The input reads usually contain the biological sequence and optionally a cell barcode, UMI, and/or hashtag. Their location on the reads is configured in the Read structure dialog (figure 6.1). See Barcodes from names if the cell barcode is not part of the input reads.

Image annotatereadswithcellandumi
Figure 6.1: The read structure for a 10x 3' gene expression protocol.

Under Library preparation, predefined read structures are available for several protocols.

Multiome ATAC

When Library preparation is set to '10x Chromium Single Cell Multiome ATAC', the 10x Multiome ATAC barcodes are translated to 10x Multiome GEX barcodes.

This enables the combined analysis of ATAC and GEX data, for example in dimensionality reduction plots. This is illustrated in the workflow Chromatin Accessibility and Expression Analysis from Reads. Reads with barcodes that cannot be translated are discarded.

It is not possible to customize this read structure whilst retaining the barcode translation.

Parse Biosciences

When Library preparation is set to one of the Parse Biosciences options, the barcodes are translated to the well number they originate from.

The barcode order on the read structure is reversed compared to the barcoding rounds. Thus, the first barcode on R2 corresponds to the third barcoding round. During barcode translation, the barcode order is reversed so that it corresponds to the order of the barcoding rounds.

It is not possible to customize the Parse Biosciences read structures whilst retaining the barcode translation.

After the third barcoding round, cells/nuclei are pooled and optionally further split into distinct populations, known as sublibraries. Each sublibrary has a unique fourth barcode (the Illumina sample index). When sublibraries are used, it is crucial to check one of the options from Barcodes from names to correctly annotate the reads with the fourth barcode.

Custom read structure

When Library preparation is set to 'Custom', the read structure of the protocol previously selected can be updated in the two panels below.

The top panel contains the structure of R1 of a pair, or single-end reads. The bottom panel describes R2. For single-end reads, the configuration in the bottom panel is ignored.

Five different types of tags can be used for defining the read structure:

Only the Sequence part of the read will be retained in the 'annotated reads' list. The parts of the reads corresponding to the other tags are removed. Cell barcode, UMI and Hashtag are added as annotations on the read to be used by downstream tools.

Consider the read structure from figure 6.1. R1 consists of a 16 nt cell barcode, followed by a 12 nt UMI, with an additional sequence of variable length (0 to 500 nt) that is discarded. Read pairs with an R1 shorter than 28 (=16+12) nt or longer than 528 (=16+12+500) nt do not match the read structure and will be discarded. As only R2 contains a 'Sequence' tag, the output will be single-end reads containing R2 from the original pairs, and annotated with the cell barcode and UMI from R1.

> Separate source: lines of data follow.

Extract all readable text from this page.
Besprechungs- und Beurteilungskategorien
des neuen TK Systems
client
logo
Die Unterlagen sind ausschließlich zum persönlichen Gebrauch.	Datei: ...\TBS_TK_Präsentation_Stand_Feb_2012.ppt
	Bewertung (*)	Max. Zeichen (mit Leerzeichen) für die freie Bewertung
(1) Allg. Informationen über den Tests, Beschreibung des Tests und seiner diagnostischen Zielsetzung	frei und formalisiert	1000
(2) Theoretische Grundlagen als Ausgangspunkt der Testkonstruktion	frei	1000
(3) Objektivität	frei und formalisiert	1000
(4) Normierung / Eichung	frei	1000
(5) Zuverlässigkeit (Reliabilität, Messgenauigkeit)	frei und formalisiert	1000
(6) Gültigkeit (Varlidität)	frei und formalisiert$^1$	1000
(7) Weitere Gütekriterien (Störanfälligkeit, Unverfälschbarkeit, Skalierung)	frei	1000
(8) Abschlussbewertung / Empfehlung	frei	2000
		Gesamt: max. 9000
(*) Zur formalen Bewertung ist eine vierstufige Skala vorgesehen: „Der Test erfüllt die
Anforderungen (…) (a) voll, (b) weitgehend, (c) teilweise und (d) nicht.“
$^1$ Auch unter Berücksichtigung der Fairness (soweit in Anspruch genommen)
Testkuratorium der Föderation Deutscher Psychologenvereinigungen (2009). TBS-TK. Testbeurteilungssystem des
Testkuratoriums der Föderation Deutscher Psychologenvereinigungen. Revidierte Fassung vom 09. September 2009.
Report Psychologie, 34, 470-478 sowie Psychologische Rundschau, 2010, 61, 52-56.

It is important that the read structure describes the full length of the read. If the variable length 'Discarded' tag was not included in R1 (figure 6.1), only read pairs with an R1 of exactly 28 nt would match the read structure.

Many different library structures are listed at https://teichlab.github.io/scg_lib_structs/. Figure 6.2 shows the configuration for Microwell-seq, as described in the resource at the time of writing: R1 contains 6 nt cell barcode + 15 nt adapter + 6 nt cell barcode + 15 nt adapter + 6 nt cell barcode + 6 nt UMI + polyA, while R2 contains the biological insert. The tool would construct a single 18 nt cell barcode from the three tags of 6nt each. More general constructions are also possible. For example, if two UMI tags are defined, one on R1 and one on R2, then a single UMI will be constructed from both parts.

Image microwellseq
Figure 6.2: Configuration for R1 from Microwell-seq. A single 18 nt cell barcode will be constructed from the three tags of 6nt each.